Я проснулся легко, просто открыл глаза и понял, что больше не хочу спать. За окном, в серой прохладе раннего утра, тянулся горный пейзаж. Сейчас он выглядел не так красиво, как вчерашней ночью, да и горы здесь были не такие. Там всё больше встречались покрытые лесом, а здесь голые коричневые скалы с белыми проплешинами снега, тёмными изломами расщелин и зелёными пятнами сосняка.
До появления солнца над ледяными вершинами оставался ещё час, предрассветные сумерки постепенно размывались, словно капли чёрной краски в воде. Ночь не хотела отступать без боя. Остатки её отрядов медленно спускались с обрывистых склонов, прятались в засыпанных снегом ущельях, чтобы в конце дня снова начать наступление.
Мотор неуверенно тарахтел, часто чихая и переходя на хрип: сказывались низкая температура и разреженность воздуха. Всё‑таки бензин из угля — совсем не то, что горючка из нефти. В какой‑то миг двигатель как‑то странно закряхтел, потом послышался непонятный вой, машина задёргалась, грозя в любой миг остановиться.
Я испугался: остаться вдали от обжитых мест без связи, спутникового навигатора и поискового маяка — удовольствие не из приятных. И в двадцать первом веке люди запросто в горах теряются, а в сороковых годах прошлого столетия пропасть без вести и вовсе проблем не составляло.
Автомобиль всё так же двигался рывками, а солдат за рулём не проявлял никакого беспокойства. Видимо, знал о возможностях машины и особенностях синтетического топлива.
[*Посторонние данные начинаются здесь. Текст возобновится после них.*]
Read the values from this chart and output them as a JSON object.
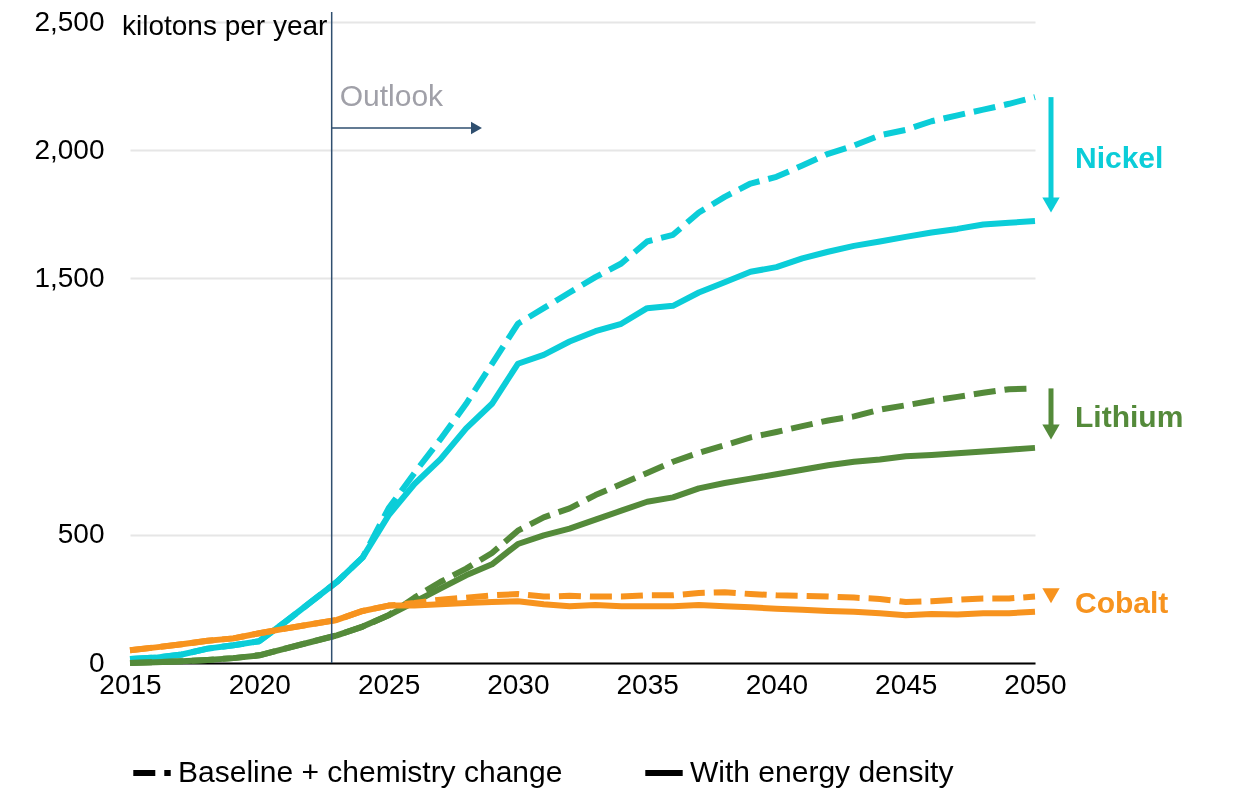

Устыдившись собственного малодушия, я стал незаметно наблюдать за шофёром. Валленштайн наверняка ездил сюда и не раз, возможно, именно с этим унтершарфюрером за рулём, поэтому странность в поведении пассажира могла навести парня на ненужные мысли. В условиях слежки всех за всеми и повального стукачества в гестапо я не мог рисковать и на всякий случай начал прорабатывать в голове варианты ликвидации неудобного свидетеля.